- The Washington Times - Saturday, March 14, 2009

NEW YORK (AP) - Cisco Systems Inc. is expected to provide details on Monday on its push into the server market, a move that is seen as treading on the toes of longtime partners Hewlett-Packard Co. and IBM Corp.

Chief Executive John Chambers is scheduled to present the company’s vision of “Unified Computing” at a morning press conference.

Quite a few details of Cisco’s plans have leaked out already. Cisco talked about its server plans for the first time in January. It’s a big step for a company that has so far focused on networking equipment, and could bring it into conflict with the companies that sell the computers connected by Cisco equipment.

Analysts have noted that margins in the server market are far lower than those in Cisco’s core business.

Stifel Nicolaus analyst Sanjiv Wadhwani said Friday after meeting with a Cisco executive that Cisco is about to announce a server code-named “California” as part of a package for data centers. It’s designed to integrate with VMware Inc.’s virtualization software, which lets one computer act like several machines. That technology is already reshaping data centers.

“California” is in the “blade” category _ thin, relatively low-end servers that can be rack-mounted in great numbers _ and is powered by Intel Corp. chips, Wadhwani believes.

“Cisco’s goal is to radically change the way data centers are designed, built and operated,” Wadhwani wrote in a research note.

He believes Cisco will be able to charge a premium for servers that can use virtualization to configure themselves regardless of physical location, thus getting away from the low-margin trap. It could be a $5 billion business for Cisco in a few years, he believes.

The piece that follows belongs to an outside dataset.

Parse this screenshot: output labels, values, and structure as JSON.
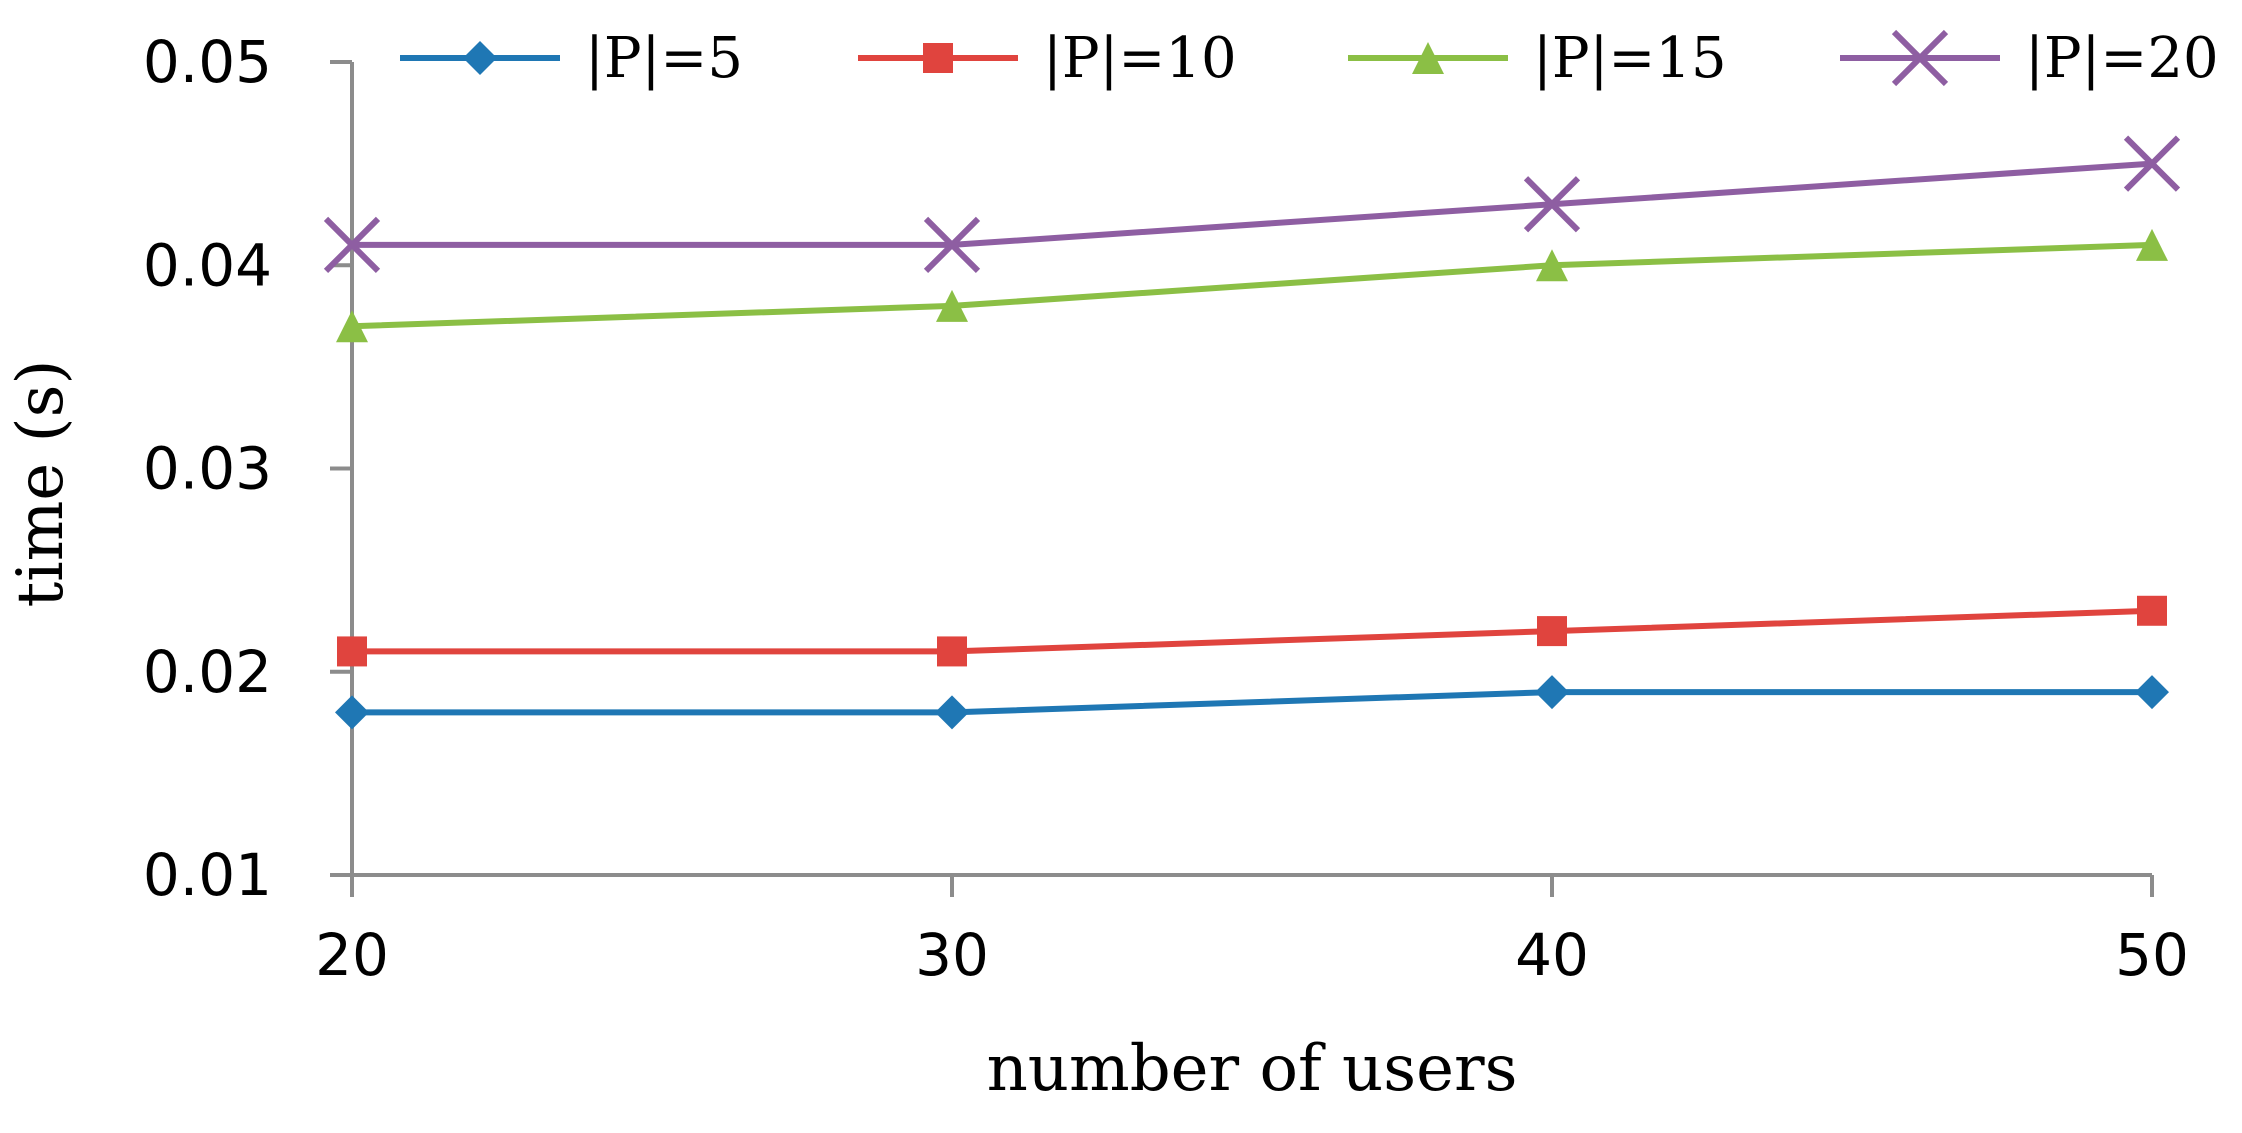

Mike Banick, vice president of marketing at Cisco competitor Juniper Networks Inc., said he expects Cisco to use proprietary technology to tie the different components of a data center together, and tie customers into buying its products as a package.

That goes against the trend of customers wanting increasing flexibility and freedom to buy from different vendors, he said.

Juniper is collaborating with IBM on developing data center technologies, and doesn’t make servers.

“IBM and HP have had the leadership in that market for a long time, and I can only imagine that it’s very challenging to enter,” Banick said.